Entrepreneurs Bring Products To Walmart Shelves. Here’s How They Did It.

By Jennifer Lu The Miami Herald

WWR Article Summary (tl;dr) In spite a case of the nerves, entrepreneur Angela Horevitz, who created "Bakers Sto N Go", walked away with a deal to sell her carriers for baked goods in Walmart. Horevitz was among 700 companies invited to pitch their products to the retail giant.

The Miami Herald

Baked goods containers that allow you carry stacks of frosted brownies at a time, old-fashioned soaps with natural ingredients and a frozen food line of Hispanic cuisine -- these South Florida-born products caught the eye of retail giant Walmart during its fourth annual Open Call, an event that gives American suppliers face time with Walmart buyers.

Fort Lauderdale-based Bakers Sto N Go, Terra Beauty Products in Deerfield Beach and Mi Savor Latino in Medley were among more than 700 companies invited to pitch their products on June 28 at Walmart headquarters in Bentonville, Arkansas, said Twila Brooks, vice president of division merchandise management at Walmart.

All three local South Florida businesses left their 30-minute pitch sessions with deals to sell their products in Walmart stores. Details of the deals have yet to be finalized.

"Our goal is to open up our doors and meet with entrepreneurs ... from sole entrepreneurs up to large corporations," Brooks said. "It's our way to streamline the process. What better way to give our suppliers to give that answer on the spot?"

Despite her nerves, Angela Horevitz, of Bakers Sto N Go, said that her talk with six Walmart buyers was "the most comfortable meeting" she had ever had.

"I told [the specialized buyer] I was going to be her favorite product in her category," she said.

Horevitz's carriers for baked goods come with adjustable shelves, which allows someone to transport multiple pies or cakes safely.
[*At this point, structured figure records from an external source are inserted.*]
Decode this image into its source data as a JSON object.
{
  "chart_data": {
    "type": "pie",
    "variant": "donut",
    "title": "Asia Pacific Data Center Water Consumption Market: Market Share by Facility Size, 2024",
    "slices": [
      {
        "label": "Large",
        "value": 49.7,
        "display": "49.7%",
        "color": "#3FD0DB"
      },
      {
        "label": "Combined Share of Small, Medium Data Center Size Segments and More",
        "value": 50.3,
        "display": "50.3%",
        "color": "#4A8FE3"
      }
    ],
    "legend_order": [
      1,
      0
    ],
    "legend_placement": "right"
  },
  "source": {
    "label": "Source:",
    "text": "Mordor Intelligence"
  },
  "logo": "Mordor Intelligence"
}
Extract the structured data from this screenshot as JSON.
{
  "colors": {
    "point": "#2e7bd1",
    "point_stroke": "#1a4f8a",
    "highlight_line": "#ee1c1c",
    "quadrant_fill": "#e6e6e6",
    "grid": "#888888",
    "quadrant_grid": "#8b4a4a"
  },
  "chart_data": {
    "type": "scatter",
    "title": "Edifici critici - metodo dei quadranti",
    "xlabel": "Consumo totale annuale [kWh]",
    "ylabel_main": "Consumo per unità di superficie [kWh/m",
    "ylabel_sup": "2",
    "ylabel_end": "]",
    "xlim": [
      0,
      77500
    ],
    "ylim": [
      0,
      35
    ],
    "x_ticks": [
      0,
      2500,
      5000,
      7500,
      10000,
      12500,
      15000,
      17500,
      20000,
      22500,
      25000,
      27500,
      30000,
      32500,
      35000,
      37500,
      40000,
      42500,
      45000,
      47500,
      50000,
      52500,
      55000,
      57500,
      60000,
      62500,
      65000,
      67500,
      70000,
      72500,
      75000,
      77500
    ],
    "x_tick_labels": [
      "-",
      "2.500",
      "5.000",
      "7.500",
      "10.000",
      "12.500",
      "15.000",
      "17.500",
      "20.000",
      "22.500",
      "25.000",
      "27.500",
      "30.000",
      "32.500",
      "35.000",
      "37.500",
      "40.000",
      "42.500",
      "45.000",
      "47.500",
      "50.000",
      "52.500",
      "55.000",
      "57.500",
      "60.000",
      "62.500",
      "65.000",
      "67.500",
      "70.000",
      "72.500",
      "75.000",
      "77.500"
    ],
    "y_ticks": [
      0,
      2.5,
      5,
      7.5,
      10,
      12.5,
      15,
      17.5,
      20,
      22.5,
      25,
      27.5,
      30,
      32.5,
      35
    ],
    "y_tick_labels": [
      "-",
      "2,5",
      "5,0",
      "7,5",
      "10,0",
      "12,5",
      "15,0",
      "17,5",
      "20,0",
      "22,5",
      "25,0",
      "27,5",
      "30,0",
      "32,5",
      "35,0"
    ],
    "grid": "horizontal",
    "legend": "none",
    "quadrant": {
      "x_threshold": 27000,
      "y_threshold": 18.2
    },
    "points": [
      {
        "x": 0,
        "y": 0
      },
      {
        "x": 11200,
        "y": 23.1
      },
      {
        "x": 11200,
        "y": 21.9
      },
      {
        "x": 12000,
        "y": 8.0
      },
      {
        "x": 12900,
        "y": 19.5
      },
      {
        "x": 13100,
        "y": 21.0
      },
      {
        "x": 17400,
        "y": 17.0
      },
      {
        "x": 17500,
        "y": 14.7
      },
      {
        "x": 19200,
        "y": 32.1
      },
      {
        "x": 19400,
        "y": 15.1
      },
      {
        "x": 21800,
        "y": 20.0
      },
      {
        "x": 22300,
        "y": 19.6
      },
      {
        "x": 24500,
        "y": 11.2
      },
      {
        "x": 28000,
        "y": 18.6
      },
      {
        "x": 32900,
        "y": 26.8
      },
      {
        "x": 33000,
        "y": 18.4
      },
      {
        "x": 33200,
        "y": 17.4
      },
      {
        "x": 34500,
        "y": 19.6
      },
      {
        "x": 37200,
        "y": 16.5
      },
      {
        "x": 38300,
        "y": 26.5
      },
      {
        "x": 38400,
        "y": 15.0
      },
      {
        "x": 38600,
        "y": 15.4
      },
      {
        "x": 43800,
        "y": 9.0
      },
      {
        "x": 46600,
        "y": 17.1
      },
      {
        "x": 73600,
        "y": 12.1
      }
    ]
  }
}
She prepared for her pitch by doing market research on baked goods and baking carriers. She then bought Walmart cookies, brownies and bundt cakes that she worked into the demo of her baked goods carrier.
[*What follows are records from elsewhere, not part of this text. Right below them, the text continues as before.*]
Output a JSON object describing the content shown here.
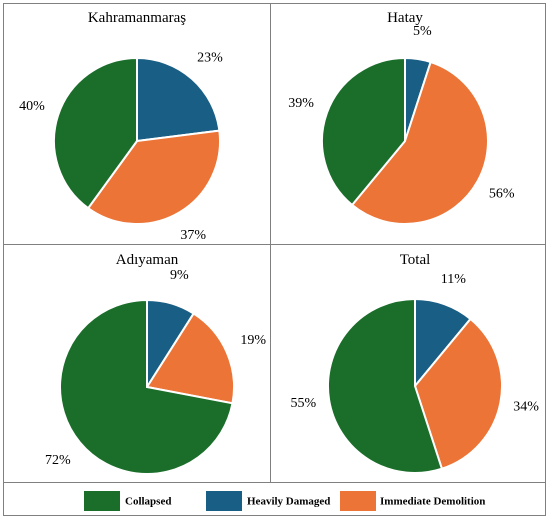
{
  "colors": {
    "collapsed": "#1a6e2a",
    "heavily_damaged": "#195e84",
    "immediate_demolition": "#eb7436"
  },
  "chart_data": [
    {
      "type": "pie",
      "title": "Kahramanmaraş",
      "slices": [
        {
          "category": "Heavily Damaged",
          "value": 23,
          "label": "23%"
        },
        {
          "category": "Immediate Demolition",
          "value": 37,
          "label": "37%"
        },
        {
          "category": "Collapsed",
          "value": 40,
          "label": "40%"
        }
      ]
    },
    {
      "type": "pie",
      "title": "Hatay",
      "slices": [
        {
          "category": "Heavily Damaged",
          "value": 5,
          "label": "5%"
        },
        {
          "category": "Immediate Demolition",
          "value": 56,
          "label": "56%"
        },
        {
          "category": "Collapsed",
          "value": 39,
          "label": "39%"
        }
      ]
    },
    {
      "type": "pie",
      "title": "Adıyaman",
      "slices": [
        {
          "category": "Heavily Damaged",
          "value": 9,
          "label": "9%"
        },
        {
          "category": "Immediate Demolition",
          "value": 19,
          "label": "19%"
        },
        {
          "category": "Collapsed",
          "value": 72,
          "label": "72%"
        }
      ]
    },
    {
      "type": "pie",
      "title": "Total",
      "slices": [
        {
          "category": "Heavily Damaged",
          "value": 11,
          "label": "11%"
        },
        {
          "category": "Immediate Demolition",
          "value": 34,
          "label": "34%"
        },
        {
          "category": "Collapsed",
          "value": 55,
          "label": "55%"
        }
      ]
    }
  ],
  "legend": [
    {
      "category": "Collapsed",
      "label": "Collapsed"
    },
    {
      "category": "Heavily Damaged",
      "label": "Heavily Damaged"
    },
    {
      "category": "Immediate Demolition",
      "label": "Immediate Demolition"
    }
  ]
}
With Walmart as her main account, Horevitz said she would be able to produce her carriers, made at an injection molding factory in Delray Beach, on a continuous basis rather than order by order.
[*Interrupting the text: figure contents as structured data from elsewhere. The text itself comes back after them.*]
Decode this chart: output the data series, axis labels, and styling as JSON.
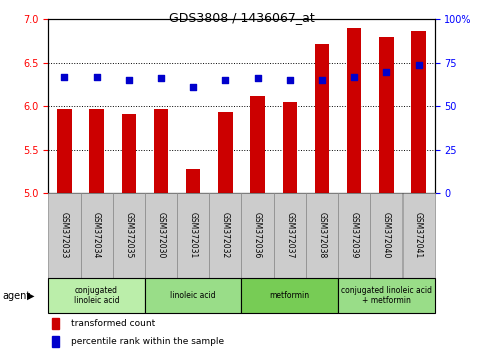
{
  "title": "GDS3808 / 1436067_at",
  "samples": [
    "GSM372033",
    "GSM372034",
    "GSM372035",
    "GSM372030",
    "GSM372031",
    "GSM372032",
    "GSM372036",
    "GSM372037",
    "GSM372038",
    "GSM372039",
    "GSM372040",
    "GSM372041"
  ],
  "transformed_count": [
    5.97,
    5.97,
    5.91,
    5.97,
    5.28,
    5.93,
    6.12,
    6.05,
    6.72,
    6.9,
    6.8,
    6.87
  ],
  "percentile_rank": [
    67,
    67,
    65,
    66,
    61,
    65,
    66,
    65,
    65,
    67,
    70,
    74
  ],
  "ylim_left": [
    5.0,
    7.0
  ],
  "ylim_right": [
    0,
    100
  ],
  "yticks_left": [
    5.0,
    5.5,
    6.0,
    6.5,
    7.0
  ],
  "yticks_right": [
    0,
    25,
    50,
    75,
    100
  ],
  "ytick_labels_right": [
    "0",
    "25",
    "50",
    "75",
    "100%"
  ],
  "bar_color": "#cc0000",
  "dot_color": "#0000cc",
  "agent_groups": [
    {
      "label": "conjugated\nlinoleic acid",
      "start": 0,
      "end": 3,
      "color": "#bbeeaa"
    },
    {
      "label": "linoleic acid",
      "start": 3,
      "end": 6,
      "color": "#99dd88"
    },
    {
      "label": "metformin",
      "start": 6,
      "end": 9,
      "color": "#77cc55"
    },
    {
      "label": "conjugated linoleic acid\n+ metformin",
      "start": 9,
      "end": 12,
      "color": "#99dd88"
    }
  ],
  "bar_width": 0.45,
  "dot_size": 25,
  "sample_cell_color": "#cccccc",
  "legend_red_label": "transformed count",
  "legend_blue_label": "percentile rank within the sample",
  "agent_label": "agent"
}
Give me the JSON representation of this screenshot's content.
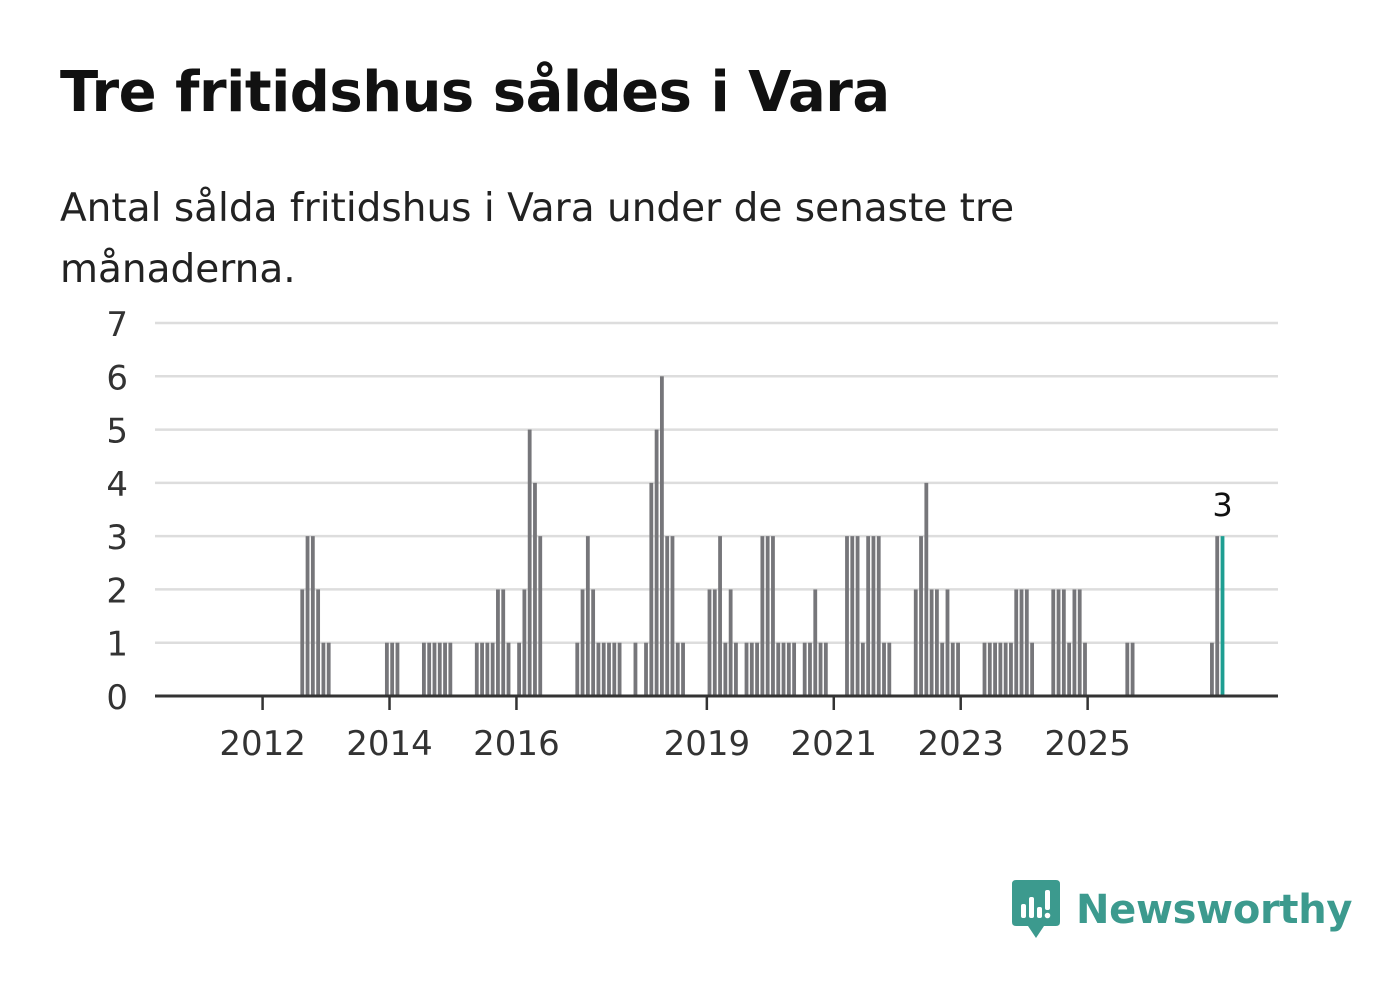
{
  "title": "Tre fritidshus såldes i Vara",
  "subtitle": "Antal sålda fritidshus i Vara under de senaste tre månaderna.",
  "brand": {
    "name": "Newsworthy",
    "logo_icon": "newsworthy-logo-icon"
  },
  "colors": {
    "bar": "#76767a",
    "highlight": "#1e9e92",
    "grid": "#dddddd",
    "axis": "#333333",
    "brand": "#3c9a8e"
  },
  "chart_data": {
    "type": "bar",
    "title": "Tre fritidshus såldes i Vara",
    "xlabel": "",
    "ylabel": "",
    "ylim": [
      0,
      7
    ],
    "yticks": [
      "0",
      "1",
      "2",
      "3",
      "4",
      "5",
      "6",
      "7"
    ],
    "xticks": [
      "2012",
      "2014",
      "2016",
      "2019",
      "2021",
      "2023",
      "2025"
    ],
    "grid": true,
    "start_month": "2011-07",
    "frequency": "monthly",
    "values": [
      0,
      0,
      0,
      0,
      0,
      0,
      0,
      0,
      0,
      0,
      0,
      0,
      0,
      2,
      3,
      3,
      2,
      1,
      1,
      0,
      0,
      0,
      0,
      0,
      0,
      0,
      0,
      0,
      0,
      1,
      1,
      1,
      0,
      0,
      0,
      0,
      1,
      1,
      1,
      1,
      1,
      1,
      0,
      0,
      0,
      0,
      1,
      1,
      1,
      1,
      2,
      2,
      1,
      0,
      1,
      2,
      5,
      4,
      3,
      0,
      0,
      0,
      0,
      0,
      0,
      1,
      2,
      3,
      2,
      1,
      1,
      1,
      1,
      1,
      0,
      0,
      1,
      0,
      1,
      4,
      5,
      6,
      3,
      3,
      1,
      1,
      0,
      0,
      0,
      0,
      2,
      2,
      3,
      1,
      2,
      1,
      0,
      1,
      1,
      1,
      3,
      3,
      3,
      1,
      1,
      1,
      1,
      0,
      1,
      1,
      2,
      1,
      1,
      0,
      0,
      0,
      3,
      3,
      3,
      1,
      3,
      3,
      3,
      1,
      1,
      0,
      0,
      0,
      0,
      2,
      3,
      4,
      2,
      2,
      1,
      2,
      1,
      1,
      0,
      0,
      0,
      0,
      1,
      1,
      1,
      1,
      1,
      1,
      2,
      2,
      2,
      1,
      0,
      0,
      0,
      2,
      2,
      2,
      1,
      2,
      2,
      1,
      0,
      0,
      0,
      0,
      0,
      0,
      0,
      1,
      1,
      0,
      0,
      0,
      0,
      0,
      0,
      0,
      0,
      0,
      0,
      0,
      0,
      0,
      0,
      1,
      3,
      3
    ],
    "highlight_label": "3"
  }
}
Although prices at Walmart have not been set, she said this would allow the factory to hire more workers while she could sell her carriers at a lower price. The basic model currently retails for $16.95 online.

"This is an amazing thing that Walmart is doing by supporting American-made products," Horevitz said. "It's going to create jobs."

The Open Call is part of Walmart's campaign to buy an additional $250 billion in products that are made, assembled, sourced or grown in the United States by 2023. The company reported $485 billion in revenue its last fiscal year, and processes and distributes goods from more than 100,000 global suppliers in 176 distribution facilities, according to Walmart's most recent 10-K.

Walmart was criticized by advocacy group Truth in Advertising Inc. in 2016 for labeling more than 100 items as "Made in America" when the products stated otherwise on the packaging or elsewhere on the website. Walmart disputes the claim, saying two-thirds of what it spends on merchandise goes to products made, assembled or sourced in the U.S.

For Mi Savor Latino, a family business that supplies Hispanic food to grocery stores on the East Coast, the Walmart deal means it can add a frozen food line to its current selection of made-in-Miami empanadas, Carlos Perez Jr. said.

Perez, his father and their broker pitched their products to Walmart in a kitchen where they baked, fried and plated their empanadas for the buyers to taste.

Perez said he put special effort into the packaging design to look fresh and upscale, he said. "I wanted to be different from everyone else in the freezer aisle."

While order sizes have not been set, Perez said that Mi Savor Latino frozen foods would first debut at Walmart stores along the East Coast.

For Terra Beauty Products, the Open Call was a chance for the company to move from online into stores, said Fernanda Dondoni Gomes, one of three sisters behind the company.

In recent years, Gomes said she and her sisters noticed increased interest in green beauty products. They also saw an uptick in demand for the "sustainable, natural" soap that her family made on their farm in Brazil.

The sisters and their staff produce about 3,000 beauty products to order each month in a Deerfield Beach warehouse, then sell their products online. With Walmart on board, they can continue producing at the same scale while Walmart tests their products in 100 stores.

"It's really exciting for us," Gomes said. "We're excited to see that kind of American dream keep growing for our family."